If there is a cost-pooling agreement, IRAS is prepared to accept that services are charged at no mark-up provided that the following criteria are met;
a) The services are not provided to any unrelated party;
b) The provision of the services is not principal activity of the service provider, If the cost of providing the services does not exceed 15% of the total expenses of the service provider for that year, the services will not be treated as the principal activity;
c) Documentation showing that the parties intended to enter into the cost pooling arrangement before the provision of the services.
Documentation
The objective of maintaining documentation is to make sure that taxpayers exercised reasonable efforts to ensure that its transfer prices are consistent with the arm’s length. This is to facilitate reviews by IRAS on taxpayers’ transfer pricing analyses and assist in resolving any transfer pricing issues that may arises.
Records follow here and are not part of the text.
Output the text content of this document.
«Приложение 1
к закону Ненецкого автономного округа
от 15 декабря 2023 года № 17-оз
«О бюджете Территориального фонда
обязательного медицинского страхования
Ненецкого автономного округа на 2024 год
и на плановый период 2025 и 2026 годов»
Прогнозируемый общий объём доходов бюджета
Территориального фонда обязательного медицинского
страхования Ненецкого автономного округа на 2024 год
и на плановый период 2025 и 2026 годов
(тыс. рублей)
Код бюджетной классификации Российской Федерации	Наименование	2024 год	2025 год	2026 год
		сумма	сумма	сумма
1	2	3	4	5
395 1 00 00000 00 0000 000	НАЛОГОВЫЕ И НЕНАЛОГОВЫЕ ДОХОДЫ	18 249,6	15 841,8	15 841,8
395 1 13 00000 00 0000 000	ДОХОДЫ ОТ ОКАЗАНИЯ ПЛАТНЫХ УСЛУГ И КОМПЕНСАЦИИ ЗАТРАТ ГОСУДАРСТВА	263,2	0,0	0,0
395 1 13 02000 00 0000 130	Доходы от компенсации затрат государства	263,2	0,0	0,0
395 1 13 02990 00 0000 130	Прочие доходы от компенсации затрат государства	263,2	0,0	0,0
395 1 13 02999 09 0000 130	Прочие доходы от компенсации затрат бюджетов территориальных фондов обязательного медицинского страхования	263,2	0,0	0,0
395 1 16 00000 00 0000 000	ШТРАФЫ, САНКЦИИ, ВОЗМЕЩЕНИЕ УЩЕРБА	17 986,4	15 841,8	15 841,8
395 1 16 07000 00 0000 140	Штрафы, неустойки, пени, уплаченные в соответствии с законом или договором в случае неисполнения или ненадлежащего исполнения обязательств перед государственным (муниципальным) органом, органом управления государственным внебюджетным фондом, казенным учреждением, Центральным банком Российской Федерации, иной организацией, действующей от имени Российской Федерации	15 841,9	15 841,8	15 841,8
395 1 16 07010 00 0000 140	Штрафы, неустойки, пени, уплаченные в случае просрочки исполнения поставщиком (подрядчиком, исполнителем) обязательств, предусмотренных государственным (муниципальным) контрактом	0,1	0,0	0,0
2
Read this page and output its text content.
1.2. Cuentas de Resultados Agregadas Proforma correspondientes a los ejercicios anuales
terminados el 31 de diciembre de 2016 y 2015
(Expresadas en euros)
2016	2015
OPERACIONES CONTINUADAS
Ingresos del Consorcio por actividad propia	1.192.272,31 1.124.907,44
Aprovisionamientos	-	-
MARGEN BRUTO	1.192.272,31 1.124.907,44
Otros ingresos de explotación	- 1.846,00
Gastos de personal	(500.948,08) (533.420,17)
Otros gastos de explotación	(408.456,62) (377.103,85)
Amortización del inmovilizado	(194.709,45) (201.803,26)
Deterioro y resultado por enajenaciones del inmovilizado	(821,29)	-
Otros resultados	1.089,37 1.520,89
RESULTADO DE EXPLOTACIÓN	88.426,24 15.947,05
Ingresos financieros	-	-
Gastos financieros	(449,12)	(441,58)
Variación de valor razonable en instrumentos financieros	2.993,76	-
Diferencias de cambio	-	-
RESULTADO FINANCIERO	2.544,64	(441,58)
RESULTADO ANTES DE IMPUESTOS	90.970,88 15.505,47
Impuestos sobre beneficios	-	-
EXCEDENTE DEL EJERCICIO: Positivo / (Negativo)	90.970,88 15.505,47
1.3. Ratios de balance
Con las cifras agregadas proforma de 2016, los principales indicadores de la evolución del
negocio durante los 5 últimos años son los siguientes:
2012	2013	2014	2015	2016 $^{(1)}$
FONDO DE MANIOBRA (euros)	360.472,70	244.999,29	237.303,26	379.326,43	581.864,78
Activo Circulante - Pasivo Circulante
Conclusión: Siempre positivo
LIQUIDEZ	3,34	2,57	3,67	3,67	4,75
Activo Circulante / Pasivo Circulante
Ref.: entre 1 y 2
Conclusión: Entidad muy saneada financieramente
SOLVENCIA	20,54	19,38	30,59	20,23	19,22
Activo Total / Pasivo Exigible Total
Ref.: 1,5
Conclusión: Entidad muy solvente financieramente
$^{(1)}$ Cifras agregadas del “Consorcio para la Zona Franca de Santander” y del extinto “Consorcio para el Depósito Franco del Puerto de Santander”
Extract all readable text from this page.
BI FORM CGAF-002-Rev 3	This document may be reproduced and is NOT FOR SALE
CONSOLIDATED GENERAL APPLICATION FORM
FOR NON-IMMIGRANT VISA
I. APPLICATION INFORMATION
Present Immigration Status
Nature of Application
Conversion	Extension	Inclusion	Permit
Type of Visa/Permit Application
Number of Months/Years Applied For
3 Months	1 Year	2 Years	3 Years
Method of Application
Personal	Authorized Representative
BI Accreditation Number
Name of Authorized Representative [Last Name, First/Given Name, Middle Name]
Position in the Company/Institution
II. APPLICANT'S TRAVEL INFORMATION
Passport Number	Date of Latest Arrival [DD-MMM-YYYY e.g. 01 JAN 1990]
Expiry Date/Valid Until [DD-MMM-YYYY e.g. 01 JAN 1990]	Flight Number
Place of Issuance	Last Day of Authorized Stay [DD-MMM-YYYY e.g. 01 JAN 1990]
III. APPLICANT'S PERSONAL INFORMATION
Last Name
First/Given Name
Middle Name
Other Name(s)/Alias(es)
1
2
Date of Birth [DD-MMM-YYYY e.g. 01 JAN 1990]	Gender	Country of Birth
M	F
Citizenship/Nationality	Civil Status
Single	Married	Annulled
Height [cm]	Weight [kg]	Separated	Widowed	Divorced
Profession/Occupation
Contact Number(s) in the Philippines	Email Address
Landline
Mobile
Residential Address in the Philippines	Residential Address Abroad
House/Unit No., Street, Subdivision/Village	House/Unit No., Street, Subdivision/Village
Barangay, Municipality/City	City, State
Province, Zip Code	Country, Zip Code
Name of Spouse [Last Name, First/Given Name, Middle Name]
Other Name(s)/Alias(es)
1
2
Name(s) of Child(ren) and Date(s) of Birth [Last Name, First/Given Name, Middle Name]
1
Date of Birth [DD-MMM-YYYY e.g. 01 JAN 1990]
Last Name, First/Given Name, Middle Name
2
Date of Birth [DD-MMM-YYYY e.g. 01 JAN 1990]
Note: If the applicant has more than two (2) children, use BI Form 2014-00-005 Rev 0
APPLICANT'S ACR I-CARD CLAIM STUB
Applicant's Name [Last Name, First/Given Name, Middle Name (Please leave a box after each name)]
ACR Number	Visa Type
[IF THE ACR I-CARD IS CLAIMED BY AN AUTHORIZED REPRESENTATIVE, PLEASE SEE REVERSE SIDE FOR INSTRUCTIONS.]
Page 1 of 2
a) By keeping adequate documentation, the taxpayer has further discharged its burden of proof that it has compiled with the arm’s length principal to put the tax payer in a better stead to defend its transfer pricing analysis and prevent transfer pricing adjustments arising from reviews conducted by IRAS;
b) In considering taxpayers’ application for Mutual Agreement Procedures (MAP), IRAS would assess the quality of taxpayers’ documentation. Taxpayers who have not prepared adequate documentation may realize their application for MAP rejected or transfer pricing issue would be difficult to resolve.
There is no deadline for the preparation of documentation. The documentation should be readily available should IRAS requests for further clarifications.
Penalties
Understatement of income penalties range of up to four times of tax underpaid and fines applies. Mitigating factors for penalties includes good transfer pricing basis and documentation.
IRAS believes in consultation and cooperation with taxpayers as a mutually beneficial way to assist taxpayers with its compliance.